Takie są zapewnienia magistratu. Jak będzie, przekonamy się za niecały rok. Zapewnienie padło na spotkaniu przedstawicieli dziewięciu rad osiedli z Prawobrzeża z zastępcą prezydenta Michałem Przepierą. To właśnie rady wystosowały do miasta pismo z zapytaniem, kiedy rower miejski pojawi się po prawej stronie.
Wiadomo już, że w przyszłorocznym budżecie miasta znajdzie się na ten cel 2,9mln zł. Z tego ma powstać 29 stacji roweru miejskiego. Ich uruchomienie ma być skorelowane z oddaniem do użytku w połowie przyszłego roku pętli autobusowej przy ulicy Turkusowej czyli przy SST. Miasto planuje, by nowe stacje znalazły się w okolicach trasy szybkiego tramwaju. Na razie nie wiadomo czy taka stacja znajdzie się np. przy dworcu w Dąbiu lub tutejszym Klubie Delta czy Liceum.
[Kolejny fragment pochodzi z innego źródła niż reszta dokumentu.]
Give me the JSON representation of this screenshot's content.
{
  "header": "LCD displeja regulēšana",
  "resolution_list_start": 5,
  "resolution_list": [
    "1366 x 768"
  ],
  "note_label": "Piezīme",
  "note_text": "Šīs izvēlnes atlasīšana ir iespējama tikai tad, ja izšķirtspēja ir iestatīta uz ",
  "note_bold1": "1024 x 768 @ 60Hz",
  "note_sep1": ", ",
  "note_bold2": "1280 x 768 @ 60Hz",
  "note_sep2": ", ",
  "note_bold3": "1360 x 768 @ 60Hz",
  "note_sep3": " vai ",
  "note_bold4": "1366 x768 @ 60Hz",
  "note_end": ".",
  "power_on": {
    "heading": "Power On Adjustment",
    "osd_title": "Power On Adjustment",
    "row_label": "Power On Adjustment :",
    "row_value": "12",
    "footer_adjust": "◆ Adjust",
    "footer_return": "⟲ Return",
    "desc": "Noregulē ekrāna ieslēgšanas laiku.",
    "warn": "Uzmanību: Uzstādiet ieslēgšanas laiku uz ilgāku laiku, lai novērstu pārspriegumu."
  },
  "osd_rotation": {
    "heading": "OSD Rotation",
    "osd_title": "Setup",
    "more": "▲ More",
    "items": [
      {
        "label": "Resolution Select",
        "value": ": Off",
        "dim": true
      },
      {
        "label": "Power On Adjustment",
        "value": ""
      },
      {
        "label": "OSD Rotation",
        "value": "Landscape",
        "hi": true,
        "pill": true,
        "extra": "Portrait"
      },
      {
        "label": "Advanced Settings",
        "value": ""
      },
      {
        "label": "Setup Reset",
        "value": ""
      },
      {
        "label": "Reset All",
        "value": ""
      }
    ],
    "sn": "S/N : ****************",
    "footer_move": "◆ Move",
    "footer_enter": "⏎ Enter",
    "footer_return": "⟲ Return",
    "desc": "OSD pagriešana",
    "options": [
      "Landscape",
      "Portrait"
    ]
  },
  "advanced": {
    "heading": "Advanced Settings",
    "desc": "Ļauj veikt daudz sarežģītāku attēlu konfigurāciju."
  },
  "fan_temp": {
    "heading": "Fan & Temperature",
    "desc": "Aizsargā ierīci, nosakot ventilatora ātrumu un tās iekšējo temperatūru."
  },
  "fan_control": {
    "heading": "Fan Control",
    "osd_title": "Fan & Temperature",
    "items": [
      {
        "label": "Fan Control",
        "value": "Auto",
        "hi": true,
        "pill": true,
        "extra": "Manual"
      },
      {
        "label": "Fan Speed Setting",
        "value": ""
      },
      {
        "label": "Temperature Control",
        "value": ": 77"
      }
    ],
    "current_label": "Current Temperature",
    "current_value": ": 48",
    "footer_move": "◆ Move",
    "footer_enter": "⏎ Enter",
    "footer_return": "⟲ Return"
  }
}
Na temat lokalizacji będą się mogli wypowiedzieć mieszkańcy bo planowane są konsultacje z mieszkańcami i radami osiedli. Mają się zacząć we wrześniu. Przetarg na budowę stacji ma być rozpisany jeszcze w tym roku, by zimę wykorzystać na budowę stacji, które od lipca 2016 r. miałyby służyć mieszkańcom. Nasz portal kilka razy pisał o sprawie i nadal jesteśmy sceptyczni, gdyż wystarczy przypomnieć zapewnienia panów Piotra Krzystka i Andrzeja Grabca złożone na jednej z sesjii Rady Miasta, z których dokładnie nic nie wyniknęło. Obaj obiecali, że rower miejski na Prawobrzeżu ruszy w tym roku. Z najnowszych zapewnień wyniaka, że będzie to za rok.